Поскольку к истории я всегда был равнодушен, я начал с сочинения, и то, что случалось всегда, произошло и сейчас. Сперва тема показалась мне вполне преодолимой, благодарной и даже как бы нарочно созданной для меня; когда нам задавали сочинения вроде «Лучший день каникул», «Посещение краеведческого музея» или, как сегодня, «На кого я хочу походить», это никогда не представлялось мне чрезмерным требованием: каждая тема внушала мне вначале одинаковую уверенность. Но все эти доступные темы сразу оказывались непосильными, едва лишь — а этого от нас требовали — я начинал их расчленять. Ни одно сочинение без четкого плана. Вступление, развитие, главная часть, заключение: все должно было катиться по этому конвейеру, и кто его не придерживался, тот не справился с сочинением. Хоть мне почти всегда удавалось освоиться с темой, я всякий раз терпел неудачу, и все из-за своей нерешительности. Я никак не мог заставить себя определить, что является главной, а что второстепенной проблемой, у меня не хватало духу зачислить одних лиц в главные, а других — во второстепенные персонажи, Вежливость, или жалость, или недоверие мешали мне, но всего хуже было то, что я не в силах был давать заключение, а именно на этом наш учитель немецкого, доктор Треплин, был просто помешан. Он требовал, чтобы всему давалась оценка: хитростям Одиссея, характеру Валленштейна, грезам Бездельника и поведению горожан при пожаре города Магдебурга. О том, чему не давалась оценка, не стоило и говорить. Оценка! Еще сегодня мне сжимает горло, и я задыхаюсь, как об этом вспомню.
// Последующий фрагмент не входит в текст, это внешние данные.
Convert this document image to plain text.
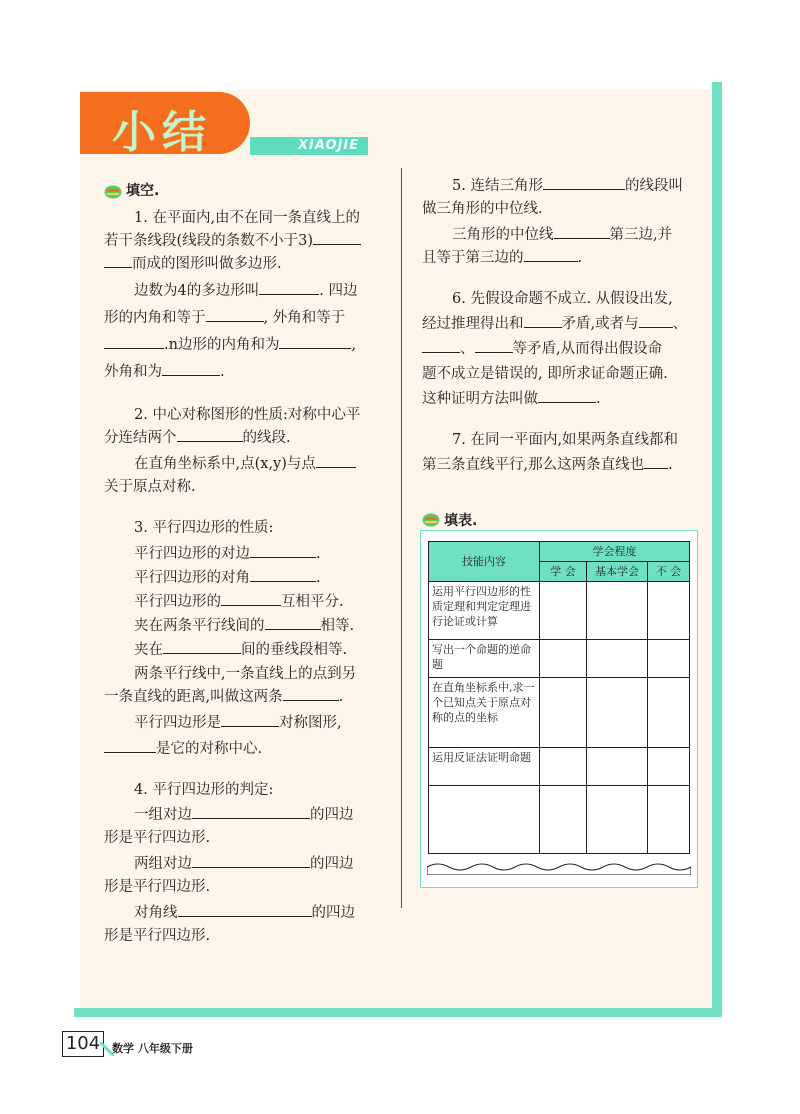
小结	XIAOJIE
填空.

1. 在平面内,由不在同一条直线上的

若干条线段(线段的条数不小于3)

而成的图形叫做多边形.

边数为4的多边形叫	. 四边

形的内角和等于	, 外角和等于

.n边形的内角和为	,

外角和为	.

2. 中心对称图形的性质:对称中心平

分连结两个	的线段.

在直角坐标系中,点(x,y)与点

关于原点对称.

3. 平行四边形的性质:

平行四边形的对边	.

平行四边形的对角	.

平行四边形的	互相平分.

夹在两条平行线间的	相等.

夹在	间的垂线段相等.

两条平行线中,一条直线上的点到另

一条直线的距离,叫做这两条	.

平行四边形是	对称图形,

是它的对称中心.

4. 平行四边形的判定:

一组对边	的四边

形是平行四边形.

两组对边	的四边

形是平行四边形.

对角线	的四边

形是平行四边形.

5. 连结三角形	的线段叫

做三角形的中位线.

三角形的中位线	第三边,并

且等于第三边的	.

6. 先假设命题不成立. 从假设出发,

经过推理得出和	矛盾,或者与 、

、	等矛盾,从而得出假设命

题不成立是错误的, 即所求证命题正确.

这种证明方法叫做	.

7. 在同一平面内,如果两条直线都和

第三条直线平行,那么这两条直线也 .

填表.
技能内容	学会程度		
	学 会	基本学会	不 会
运用平行四边形的性质定理和判定定理进行论证或计算			
写出一个命题的逆命题			
在直角坐标系中,求一个已知点关于原点对称的点的坐标			
运用反证法证明命题			

104	数学 八年级下册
На этот раз тема была «На кого я хочу походить». Кто же послужит мне примером? Отец, ругбюльский полицейский? Художник Макс Людвиг Нансен? Может, доктор Бусбек, это воплощенное терпение? Или мой брат Клаас, чье имя нам запрещено было произносить не только вслух, но и мысленно? На кого же я хотел походить? Если не на отца, то почему нет? А если на художника, то почему именно на него? Я уже чувствовал, что все в этой теме исходит из оценок, сводится к оценкам, и, так как мне никогда не удавалось и не удается оценивать знакомых мне людей в том смысле, в каком этого желал Треплин, надо искать для себя образец в другом месте, в другое время, с этим легче будет справиться, — а что, если взять выдуманный образ, состряпанный из кусочков, а не существующий в жизни? Но каким же должен быть этот образ, чтобы я желал походить на него?

Я помню, что сначала придумал фамилию, а именно — Мартенс, выбрал имя, а именно — Хейнц, и этого Хейнца Мартенса сделал одноруким, подарил ему длиннейший шарф, снабдил резиновыми сапогами и отправил на унылый остров Кааге, который по неизвестным причинам служил не только местом гнездования красным уткам-пеганкам, но после окончания войны и излюбленным районом целей для еще неопытных летчиков британских военно-воздушных сил.

Хейнц Мартенс получил лопату с короткой рукояткой, ею он мог вырыть себе убежище, получил продукты и несколько рубашек на смену, снабдил я его также жевательным табаком и сигнальным пистолетом, которым он должен был предостерегать как высиживающих яйца уток, так и пилотов. Первые бомбардировки он претерпел никем не замеченный, но потом стало известно, что на Кааге кто-то сидит, чтобы сохранить пеганкам их гнездовье, об этом заговорили, слух распространился в Гамбурге, Лондоне и, главное, среди членов английского общества защиты животных, а отчасти и среди пилотов британских военно-воздушных сил, которых Хейнц Мартенс встречал красными ракетами, однако без особого успеха, ибо после каждого налета ему приходилось собирать бесчисленное количество более или менее пригодных на жаркое уток.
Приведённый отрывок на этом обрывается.